My family is discussing and praying about decisions that my dad has to make as a result of his appointment with the neurosurgeon yesterday. It wouldn’t be appropriate for me to say anything else just now and honestly, I need to not talk about it here today. Sometimes I come here to think through things. Sometimes I come here to get away from things for just a little while.
I get most of my news from the radio in my car. Until the Disney Channel offers a news ticker at the bottom of the screen, I’m dependent on whatever I hear when we’re in our home-away-from-home aka the minivan, Sprocket the Rocket. (Every car I’ve ever driven has been named Sprocket. It’s one of my very favorite words. Don’t judge me. Judge George Foreman and all his Georges.) My kids aren’t allowed to watch the news on TV due to the graphic content and the glut of ED commercials that seem to be shown during that time. We’re sticking to basic phonics and multiplication facts at this stage.

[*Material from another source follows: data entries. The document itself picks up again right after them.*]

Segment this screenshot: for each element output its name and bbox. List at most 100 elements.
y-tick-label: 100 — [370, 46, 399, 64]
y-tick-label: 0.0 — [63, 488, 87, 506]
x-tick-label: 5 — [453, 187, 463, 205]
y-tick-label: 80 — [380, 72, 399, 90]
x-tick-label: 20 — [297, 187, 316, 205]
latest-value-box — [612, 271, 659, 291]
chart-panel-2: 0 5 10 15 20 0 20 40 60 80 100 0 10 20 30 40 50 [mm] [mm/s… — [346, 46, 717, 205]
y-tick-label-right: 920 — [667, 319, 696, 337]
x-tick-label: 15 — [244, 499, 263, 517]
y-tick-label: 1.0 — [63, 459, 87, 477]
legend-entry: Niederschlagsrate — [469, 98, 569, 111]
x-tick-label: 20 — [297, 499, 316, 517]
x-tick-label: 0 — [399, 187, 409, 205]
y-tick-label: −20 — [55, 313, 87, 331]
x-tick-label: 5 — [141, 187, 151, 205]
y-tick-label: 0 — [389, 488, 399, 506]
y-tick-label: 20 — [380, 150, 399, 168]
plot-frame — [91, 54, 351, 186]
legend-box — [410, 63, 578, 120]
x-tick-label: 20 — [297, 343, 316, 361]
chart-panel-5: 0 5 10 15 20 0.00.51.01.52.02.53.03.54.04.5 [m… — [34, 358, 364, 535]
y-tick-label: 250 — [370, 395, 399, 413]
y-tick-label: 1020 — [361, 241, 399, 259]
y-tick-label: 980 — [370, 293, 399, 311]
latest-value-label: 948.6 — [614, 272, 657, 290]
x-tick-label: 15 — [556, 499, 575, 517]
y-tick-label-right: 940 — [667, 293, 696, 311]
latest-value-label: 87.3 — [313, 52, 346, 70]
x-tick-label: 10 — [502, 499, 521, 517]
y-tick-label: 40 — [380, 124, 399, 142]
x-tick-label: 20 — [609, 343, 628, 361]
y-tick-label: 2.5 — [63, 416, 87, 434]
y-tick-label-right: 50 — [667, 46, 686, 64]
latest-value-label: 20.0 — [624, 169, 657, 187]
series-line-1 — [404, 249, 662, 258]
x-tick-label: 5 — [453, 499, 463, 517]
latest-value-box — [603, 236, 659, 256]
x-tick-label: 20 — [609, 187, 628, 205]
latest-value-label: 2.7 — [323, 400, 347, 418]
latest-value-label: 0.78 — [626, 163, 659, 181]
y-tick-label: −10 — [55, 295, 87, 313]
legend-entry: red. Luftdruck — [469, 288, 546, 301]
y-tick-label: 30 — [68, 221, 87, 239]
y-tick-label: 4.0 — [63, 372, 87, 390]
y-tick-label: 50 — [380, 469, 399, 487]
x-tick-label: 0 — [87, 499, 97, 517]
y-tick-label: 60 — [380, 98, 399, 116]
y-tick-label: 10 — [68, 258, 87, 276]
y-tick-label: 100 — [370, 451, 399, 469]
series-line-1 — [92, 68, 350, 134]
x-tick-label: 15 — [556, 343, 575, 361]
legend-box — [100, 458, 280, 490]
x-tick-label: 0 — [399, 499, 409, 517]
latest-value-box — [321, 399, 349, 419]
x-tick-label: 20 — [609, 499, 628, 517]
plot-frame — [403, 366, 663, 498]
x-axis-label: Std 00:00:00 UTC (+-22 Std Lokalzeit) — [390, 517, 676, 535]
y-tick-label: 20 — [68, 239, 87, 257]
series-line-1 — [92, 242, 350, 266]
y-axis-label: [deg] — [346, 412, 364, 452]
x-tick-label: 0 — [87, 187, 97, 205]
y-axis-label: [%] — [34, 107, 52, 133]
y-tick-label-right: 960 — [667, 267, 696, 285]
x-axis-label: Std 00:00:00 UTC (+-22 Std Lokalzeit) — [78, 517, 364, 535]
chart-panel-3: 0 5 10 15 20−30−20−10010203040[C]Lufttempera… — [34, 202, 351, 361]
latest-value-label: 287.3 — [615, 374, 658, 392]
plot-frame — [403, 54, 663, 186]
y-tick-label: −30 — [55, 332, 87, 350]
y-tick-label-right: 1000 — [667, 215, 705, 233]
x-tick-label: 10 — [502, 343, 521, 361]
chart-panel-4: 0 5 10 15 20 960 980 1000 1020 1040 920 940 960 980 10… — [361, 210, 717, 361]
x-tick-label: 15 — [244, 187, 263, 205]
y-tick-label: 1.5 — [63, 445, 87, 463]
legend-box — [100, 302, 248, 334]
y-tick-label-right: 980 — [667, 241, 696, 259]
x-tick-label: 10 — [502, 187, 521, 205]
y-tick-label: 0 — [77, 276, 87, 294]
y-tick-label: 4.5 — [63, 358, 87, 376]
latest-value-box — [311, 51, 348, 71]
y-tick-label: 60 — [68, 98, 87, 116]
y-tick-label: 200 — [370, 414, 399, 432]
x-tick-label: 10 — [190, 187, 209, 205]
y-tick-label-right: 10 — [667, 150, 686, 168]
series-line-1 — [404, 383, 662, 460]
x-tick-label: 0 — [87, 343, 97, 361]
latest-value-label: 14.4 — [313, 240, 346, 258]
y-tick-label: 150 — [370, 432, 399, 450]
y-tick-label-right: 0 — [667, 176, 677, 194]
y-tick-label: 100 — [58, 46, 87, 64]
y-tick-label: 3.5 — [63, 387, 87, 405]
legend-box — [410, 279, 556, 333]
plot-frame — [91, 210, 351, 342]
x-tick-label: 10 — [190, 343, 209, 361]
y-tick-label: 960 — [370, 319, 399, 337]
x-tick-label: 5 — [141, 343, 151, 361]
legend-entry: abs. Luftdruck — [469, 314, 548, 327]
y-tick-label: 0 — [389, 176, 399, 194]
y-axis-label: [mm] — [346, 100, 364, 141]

So, as I was saying, most of my news comes from the radio and most of the time we’re listening to a certain positive and encouraging radio station so if anything really negative or discouraging happens in the world that you think I should know, please call or shoot me an email or Tweet because I probably haven’t heard it.
Yesterday on the way to school I heard a news story about a first date that went terribly wrong. Some girl in Detroit went on a date to Buffalo Wild Wings with some guy she’d met the week before in a casino and knew only by his first name. When it came time to pay the bill, her date said he had left his wallet in the car and asked for her keys because apparently she had driven. He never came back. And he took her car. I’m fairly certain someone could write a successful country music song about this little story. “Our Love Flew About as Far as a Boneless Wing But You Flew Away in My Impala,” or “The Caribbean Jerk Sauce Wasn’t the Biggest Jerk in the Room,” or “The Salt from My Tears Turned the Smiley Potatoes Smiles Upside Down.” I’ve never actually written a country song, in case you were wondering.
After I heard the news story I started wondering what I would consider to be my worst first date story. I remember one first date that I had with a guy who wasn’t raised in the South. I mean no offense to any of my friends who are not Southerners and I know for a fact and have met gentlemen from areas outside the South who knew more about charm, manners, and the proper treating of a lady than many Southern gents. The only reason I even draw attention to the fact that this guy wasn’t from below the Mason Dixon line is because that’s the excuse he used for any behavior that was less than gentlemanly. The first time he said it on our date was while I was working for ice to put on my nose….the nose that slammed into the door he walked through and allowed to shut in my face. Now I wouldn’t consider myself high maintenance, but you have to understand that I was out of practice with rude. This was during the summer of my college years and I attended a small Southern school where guys opened every door for the girls. During dinner he talked about how much money he made and how important he was and how stupid people who live in my state are. Apparently he was saving all that money for something very important because he also asked me if I wanted to go halfsies on the dinner bill. He was truly a gem. I’m not sure how I let him slip away.
Less you think the South is tacky-free, I should in fairness tell you about the first date I had after we moved to Louisiana. My date drove me to a little town about forty-five minutes away to look at the big Christmas light display that is one of the town’s proudest events. Except the actual lights weren’t turned on until the weekend after our date. My date didn’t want to fight the crowds that accompany the big lighting event so he just took me around town and described to me what everything would look like once it was fully decorated and electrified. He didn’t even use creative adjectives in his descriptions. When we got to the restaurant he told me that he didn’t have much money with him and asked if I’d planned on ordering something big. I tried to be gracious and told him that I really wasn’t that hungry and thought I would just order a side salad and a glass of water. He proceeded to order the seafood platter which I noticed was the most expensive item on the menu. We didn’t have another date after that one.
One night my friend Stacey and I went on a double date with a couple of guys. The date was so extremely horrible that we both went to the bathroom in the middle of the meal and started crying and trying to figure out how we could leave the restaurant without the guys knowing. We didn’t sneak out because they knew where we lived, but that seemed like the longest night of our lives.
What about you? Do you have any fun first date stories? Save your “not first date but tragic all the same” stories for later because I have some good ones to tell, too. Let’s hear it. What’s the worst first date you ever had? Did any of you give the poor guys a do-over?